Nautilus reported it did not receive funds by the deadline, and opted to terminate its agreement with PNG in accordance with the option conditions. It took another two months, but on April 24 the company announced it had independently resolved the issue and signed a new agreement with the government.
“We know everyone would like to see things happen more quickly,” president and CEO Michael Johnston said in a phone interview, noting that the deal is close in value to the arbitration ruling.
“But PNG is a prospective place with a lot of large projects under consideration in the mineral and energy sectors, so a lot of the time we had to literally ‘take a number’ to undertake those discussions,” he added. “The people very much want to be active participants in the country’s resource development, and we’ve been trying to help them achieve that. That being said, when there are billions of dollars of potential resource investment, the government has to be mindful with these partnership agreements.”

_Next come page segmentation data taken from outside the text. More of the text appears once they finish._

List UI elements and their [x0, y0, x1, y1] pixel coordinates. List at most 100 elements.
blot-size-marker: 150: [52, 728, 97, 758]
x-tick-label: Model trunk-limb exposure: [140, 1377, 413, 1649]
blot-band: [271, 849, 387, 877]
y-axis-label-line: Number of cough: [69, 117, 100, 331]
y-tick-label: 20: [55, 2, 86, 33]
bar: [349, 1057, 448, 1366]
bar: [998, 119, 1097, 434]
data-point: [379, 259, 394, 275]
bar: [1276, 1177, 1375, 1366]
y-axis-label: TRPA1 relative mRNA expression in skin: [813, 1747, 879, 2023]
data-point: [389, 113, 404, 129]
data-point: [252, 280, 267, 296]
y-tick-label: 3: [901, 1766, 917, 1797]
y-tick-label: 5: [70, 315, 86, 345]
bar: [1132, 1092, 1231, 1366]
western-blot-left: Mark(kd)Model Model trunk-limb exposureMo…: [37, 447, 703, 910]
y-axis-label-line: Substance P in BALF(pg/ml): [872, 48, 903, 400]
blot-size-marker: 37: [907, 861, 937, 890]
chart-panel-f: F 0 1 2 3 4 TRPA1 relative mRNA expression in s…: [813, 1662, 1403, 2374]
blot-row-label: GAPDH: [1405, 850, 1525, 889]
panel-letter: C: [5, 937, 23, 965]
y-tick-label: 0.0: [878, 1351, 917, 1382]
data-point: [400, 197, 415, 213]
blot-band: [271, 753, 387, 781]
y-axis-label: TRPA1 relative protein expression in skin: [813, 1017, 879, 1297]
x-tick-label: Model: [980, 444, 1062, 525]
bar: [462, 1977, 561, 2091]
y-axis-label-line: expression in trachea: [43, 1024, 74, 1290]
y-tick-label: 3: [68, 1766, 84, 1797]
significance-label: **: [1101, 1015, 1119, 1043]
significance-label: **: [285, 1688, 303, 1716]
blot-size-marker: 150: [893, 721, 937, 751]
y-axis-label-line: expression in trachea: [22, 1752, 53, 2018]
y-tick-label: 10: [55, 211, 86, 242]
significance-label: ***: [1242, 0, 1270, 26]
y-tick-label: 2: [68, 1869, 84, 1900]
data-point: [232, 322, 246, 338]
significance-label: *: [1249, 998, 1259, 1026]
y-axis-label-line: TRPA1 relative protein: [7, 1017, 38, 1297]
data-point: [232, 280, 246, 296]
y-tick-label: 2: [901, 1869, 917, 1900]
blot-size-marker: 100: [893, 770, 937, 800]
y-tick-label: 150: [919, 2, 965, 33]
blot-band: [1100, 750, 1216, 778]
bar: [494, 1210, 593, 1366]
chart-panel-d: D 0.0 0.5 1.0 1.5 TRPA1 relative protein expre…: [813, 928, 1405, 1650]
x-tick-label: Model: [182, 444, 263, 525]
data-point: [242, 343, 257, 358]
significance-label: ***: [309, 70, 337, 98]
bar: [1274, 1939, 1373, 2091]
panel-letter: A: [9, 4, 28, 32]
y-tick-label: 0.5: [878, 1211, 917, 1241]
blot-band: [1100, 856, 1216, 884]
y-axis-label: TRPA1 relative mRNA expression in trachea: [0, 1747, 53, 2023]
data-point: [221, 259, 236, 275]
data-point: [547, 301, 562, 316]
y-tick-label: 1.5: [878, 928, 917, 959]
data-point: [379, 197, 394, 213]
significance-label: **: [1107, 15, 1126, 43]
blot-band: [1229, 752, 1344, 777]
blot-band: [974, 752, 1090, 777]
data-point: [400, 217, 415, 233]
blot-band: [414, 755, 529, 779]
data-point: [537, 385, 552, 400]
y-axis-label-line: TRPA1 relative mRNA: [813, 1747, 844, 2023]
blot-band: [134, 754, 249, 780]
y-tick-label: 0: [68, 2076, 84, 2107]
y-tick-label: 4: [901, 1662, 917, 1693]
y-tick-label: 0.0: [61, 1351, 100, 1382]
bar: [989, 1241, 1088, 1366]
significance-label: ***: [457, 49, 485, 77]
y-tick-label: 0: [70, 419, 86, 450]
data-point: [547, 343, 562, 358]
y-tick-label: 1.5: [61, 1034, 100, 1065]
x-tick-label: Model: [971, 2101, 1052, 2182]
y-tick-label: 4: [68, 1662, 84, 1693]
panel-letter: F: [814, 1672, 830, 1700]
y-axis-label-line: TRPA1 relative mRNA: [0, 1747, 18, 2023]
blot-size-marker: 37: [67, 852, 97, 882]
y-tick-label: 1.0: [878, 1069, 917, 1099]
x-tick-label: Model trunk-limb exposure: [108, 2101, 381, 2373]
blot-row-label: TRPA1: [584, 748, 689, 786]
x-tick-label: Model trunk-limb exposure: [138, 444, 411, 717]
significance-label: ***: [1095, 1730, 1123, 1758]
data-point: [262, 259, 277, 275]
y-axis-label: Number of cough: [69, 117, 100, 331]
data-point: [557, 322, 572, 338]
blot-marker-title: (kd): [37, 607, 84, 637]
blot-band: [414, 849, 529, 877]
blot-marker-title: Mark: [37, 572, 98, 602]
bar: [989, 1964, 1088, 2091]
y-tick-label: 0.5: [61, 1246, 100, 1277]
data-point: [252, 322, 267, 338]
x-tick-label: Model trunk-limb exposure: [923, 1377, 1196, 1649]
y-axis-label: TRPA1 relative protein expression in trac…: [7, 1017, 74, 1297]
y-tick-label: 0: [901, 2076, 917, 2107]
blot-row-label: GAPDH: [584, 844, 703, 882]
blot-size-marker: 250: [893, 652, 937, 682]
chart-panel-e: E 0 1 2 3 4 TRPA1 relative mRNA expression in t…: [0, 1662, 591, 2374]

Under the redesigned option, PNG will take an initial 15% stake in the project. The government can opt to take up to another 15% interest within one year of signing, and will pay Nautilus a non-refundable deposit for its initial 15% interest of US$7 million. The agreement is also conditional on the government securing its 15% share of the requisite development capital — which is pegged at US$113 million — by the end of July.
“It’s been in the media over here that after the government signed the agreements with us, they signed the finance agreements with Bank South Pacific for the full investment amount for this deal. There may be a little bit of administrative tape to get through, but for my money it looks like the funds are on the way,” Johnston said.
Meanwhile, Nautilus has been developing its sea-floor production tools, which include a bulk cutter, auxiliary cutter and collecting machine. The excavation and collection process is being split into three stages, which wouldl each be carried out by a different vehicle.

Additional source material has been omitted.